Limitations & Future Work

  • Single base model: All experiments use Qwen2.5-VL-7B. Effectiveness on larger models (72B+) or different architectures remains unvalidated.
  • Manually defined capability partitions: Data-PRPO's capability_uid requires predefined capability categories; automatic capability partition discovery is a promising direction for improvement.
  • Sensitivity of reward dimension weights \(\lambda_k\): The paper does not thoroughly discuss weight sensitivity. Adaptive adjustment of dimension weights (e.g., based on per-dimension convergence rates) may yield further gains.
  • Chart domain only: Although PRPO's parallel optimization idea is general, experiments are limited to charts — validation in general multi-task VLM training is warranted.
  • vs. GRPO/DAPO: GRPO uses group-level normalization but a single reward scalar. DAPO addresses entropy collapse but does not handle multi-dimensional conflicts. PRPO's key addition is "two-level parallelism" — across dimensions and data types.
  • vs. ChartReasoner: ChartReasoner applies SFT+GRPO for structured reasoning. PRPO does not modify the reasoning structure, only the optimization strategy — making it more lightweight and general.
  • vs. PPO/DPO: PPO requires an additional value model; DPO avoids the reward model but does not naturally accommodate multi-dimensional rewards.

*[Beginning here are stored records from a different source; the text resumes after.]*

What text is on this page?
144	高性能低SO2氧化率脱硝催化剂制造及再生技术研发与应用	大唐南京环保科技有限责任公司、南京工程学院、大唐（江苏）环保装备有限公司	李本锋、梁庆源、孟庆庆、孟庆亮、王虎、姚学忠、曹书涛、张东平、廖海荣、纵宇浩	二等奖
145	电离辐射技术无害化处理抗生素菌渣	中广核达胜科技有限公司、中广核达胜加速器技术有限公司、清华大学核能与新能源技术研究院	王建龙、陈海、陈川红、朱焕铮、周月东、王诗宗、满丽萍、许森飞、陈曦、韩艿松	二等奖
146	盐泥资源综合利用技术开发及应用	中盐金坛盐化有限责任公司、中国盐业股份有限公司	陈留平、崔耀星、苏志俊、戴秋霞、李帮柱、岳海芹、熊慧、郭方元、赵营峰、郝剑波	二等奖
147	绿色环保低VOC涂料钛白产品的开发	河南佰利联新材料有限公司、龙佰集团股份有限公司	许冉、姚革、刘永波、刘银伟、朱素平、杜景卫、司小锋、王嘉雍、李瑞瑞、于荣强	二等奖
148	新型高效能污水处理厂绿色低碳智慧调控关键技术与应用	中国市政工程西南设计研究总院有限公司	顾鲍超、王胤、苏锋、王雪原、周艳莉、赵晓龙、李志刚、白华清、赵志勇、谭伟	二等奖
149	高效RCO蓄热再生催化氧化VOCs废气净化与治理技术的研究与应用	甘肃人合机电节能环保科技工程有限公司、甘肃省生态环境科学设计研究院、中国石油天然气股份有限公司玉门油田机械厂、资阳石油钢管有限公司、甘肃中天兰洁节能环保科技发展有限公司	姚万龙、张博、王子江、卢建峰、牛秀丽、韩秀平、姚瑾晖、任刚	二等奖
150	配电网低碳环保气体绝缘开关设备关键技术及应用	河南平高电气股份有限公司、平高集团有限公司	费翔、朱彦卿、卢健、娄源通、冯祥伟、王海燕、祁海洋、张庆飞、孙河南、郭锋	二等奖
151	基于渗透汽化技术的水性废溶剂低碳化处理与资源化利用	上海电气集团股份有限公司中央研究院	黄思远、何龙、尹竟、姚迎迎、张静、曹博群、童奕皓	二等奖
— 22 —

PRPO natively supports multiple dimensions within the GRPO framework.

Rating

  • Novelty: ⭐⭐⭐⭐ Dual innovation of parallel decoupled training + error injection evaluation, though Reward-PRPO is essentially standard multi-objective optimization decomposition.
  • Experimental Thoroughness: ⭐⭐⭐⭐ Dual validation on MCDR-Bench + ChartQAPRO with comprehensive comparisons to proprietary and open-source models, but lacks experiments on additional base models.
  • Writing Quality: ⭐⭐⭐⭐ Problem analysis is clear and mathematical derivations are rigorous, though Sections 3–4 are slightly redundant in structure.
  • Value: ⭐⭐⭐⭐ PRPO's parallel optimization idea offers general reference value for multi-dimensional RLHF training; MCDR-Bench fills the evaluation gap for chart deep research.